Packaging and Python 2

These two points make me think that the PyPI download stats could be very misleading. Consider that CI builds tend to be done from a clean VM, so the pip cache won’t apply, whereas manual installs will likely almost always be on a machine with a filled cache. As a result, the cache is essentially biasing the results in favour of CI builds over manual installs.

Add to this the fact that CI builds (where the various Python versions run in the same CI instance - which may be the minority as a lot of projects seem to use a separate CI run per Python version) likely run in version order, which will mean universal wheels and sdists will be counted against Python 2 more often.

I’m not saying the download stats are useless, but these points make me very much more inclined to discount them when trying to measure actual Python 2 usage. Of course, I’m on record as wanting to desupport Python 2, so there’s bound to be a high level of bias in my interpretation, so take the above analysis with a large pinch of salt.

1 Like

Possibly it should be in a separate thread, but I think the packaging/install chain should definitely lag behind the main EOL date because we should be responsive to the needs of major libraries that want to drop support for Python 2 without leaving their Python 2 users in a lurch.

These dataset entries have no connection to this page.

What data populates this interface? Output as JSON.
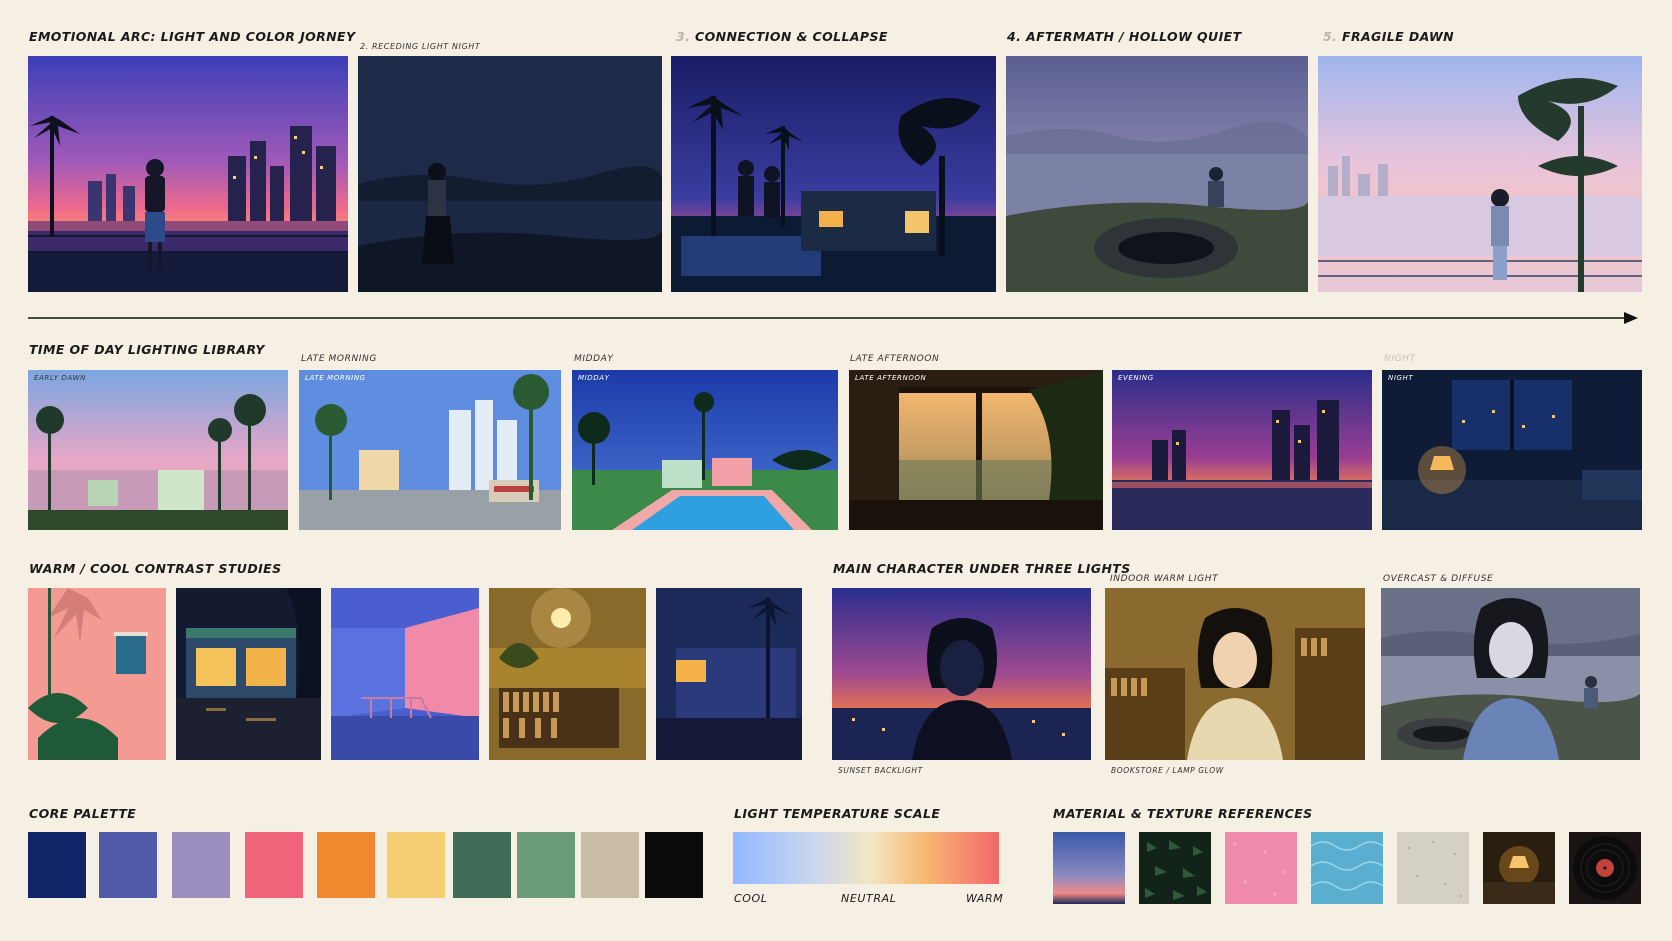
{
  "arc": {
    "heading": "Emotional Arc: Light and Color Jorney",
    "cap2": "2. Receding Light Night",
    "cap3_num": "3.",
    "cap3_text": "Connection & Collapse",
    "cap4": "4. Aftermath / Hollow Quiet",
    "cap5_num": "5.",
    "cap5_text": "Fragile Dawn"
  },
  "tod": {
    "heading": "Time of Day Lighting Library",
    "late_morning": "Late Morning",
    "midday": "Midday",
    "late_afternoon": "Late Afternoon",
    "night": "Night",
    "panel1_label": "Early Dawn",
    "panel2_label": "Late Morning",
    "panel3_label": "Midday",
    "panel4_label": "Late Afternoon",
    "panel5_label": "Evening",
    "panel6_label": "Night"
  },
  "contrast": {
    "heading": "Warm / Cool Contrast Studies"
  },
  "character": {
    "heading": "Main Character Under Three Lights",
    "cap_b": "Indoor Warm Light",
    "cap_c": "Overcast & Diffuse",
    "cap_a_bottom": "Sunset Backlight",
    "cap_b_bottom": "Bookstore / Lamp Glow"
  },
  "palette": {
    "heading": "Core Palette",
    "swatches": [
      "#0f2568",
      "#4f5aa8",
      "#9c8fc0",
      "#f0647a",
      "#f0882f",
      "#f5cd73",
      "#3f6c56",
      "#6a9c7a",
      "#c9bca4",
      "#0b0b0b"
    ]
  },
  "scale": {
    "heading": "Light Temperature Scale",
    "cool": "Cool",
    "neutral": "Neutral",
    "warm": "Warm"
  },
  "materials": {
    "heading": "Material & Texture References"
  }
}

We are only now starting to get a decent test of heavy reliance on python_requires, and I frequently run into issues with it when packages I use drop support for Python 3.3 - and I’m not even actively using Python 3.3. I suspect that we will only start getting a real sense of the ways that python_requires fails after some tipping point where major libraries are relying on it as their “2/3” support mechanism. As much as I’m the first person to recommend abandoning Python 2, I think the PyPI probably needs to be working to fight the “rearguard” action.

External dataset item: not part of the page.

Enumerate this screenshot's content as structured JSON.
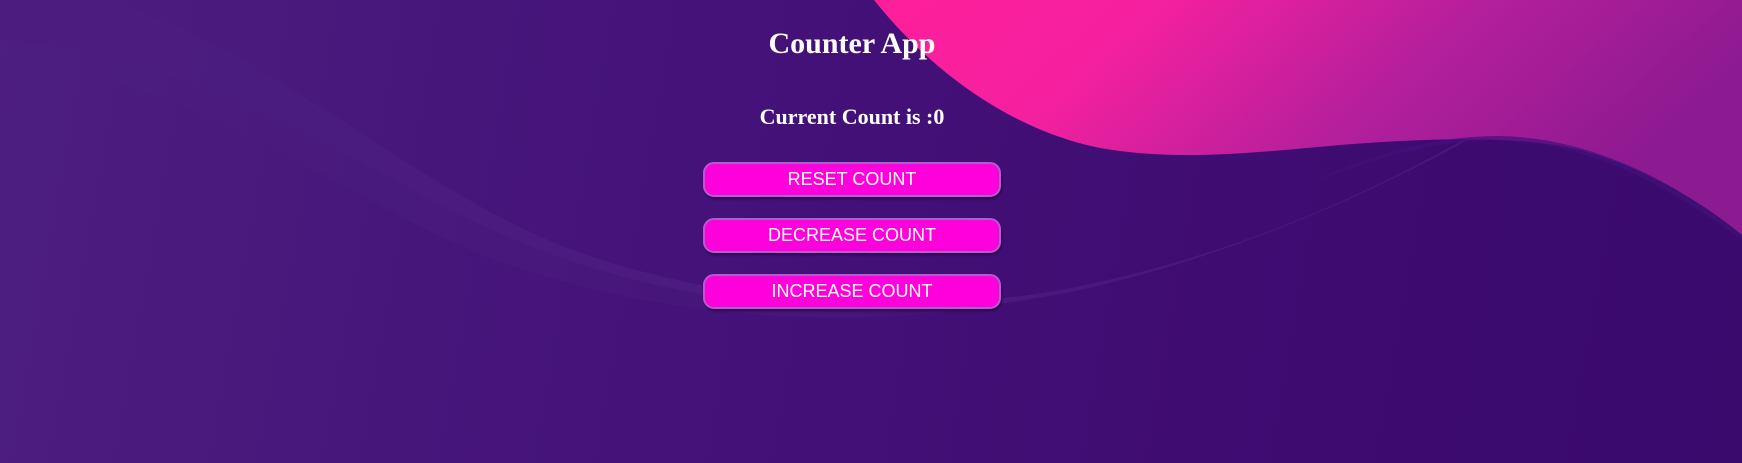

Of course, this level of support could be in the form of some kind of “LTS” branch that is focused almost entirely on migration path issues.

2 Likes

I agree with Donald that pip and setuptools probably will end up being at the tail end of packages dropping support for py2. What I wonder though is whether there’s anything we can do ahead of that to avoid simply being held hostage by enterprise users.

Do we think we could work out some kind of coordination with the enterprise distros too share the load? Or in my fantasy world, we’d announce that community support for py2 will continue so long as users collectively donate ($200,000 * ({year} - 2020))/year to making it happen (though that runs into the legal delicacies around the PSF’s non-profit status).

1 Like

I think the PyPA client tools are a case where a “long term maintenance branch” model would be appropriate, and we’d look for ways to kick the task of actually maintaining those branches in the direction of the Python maintenance team at Red Hat (cc @encukou). Backporting new work to old stable versions is a good part of what Red Hat does in general, and with RHEL 7 & 8 both supporting Python 2.7 out to 2024, it’s in Red Hat’s interest to ensure there’s a PyPI client that aligns with that.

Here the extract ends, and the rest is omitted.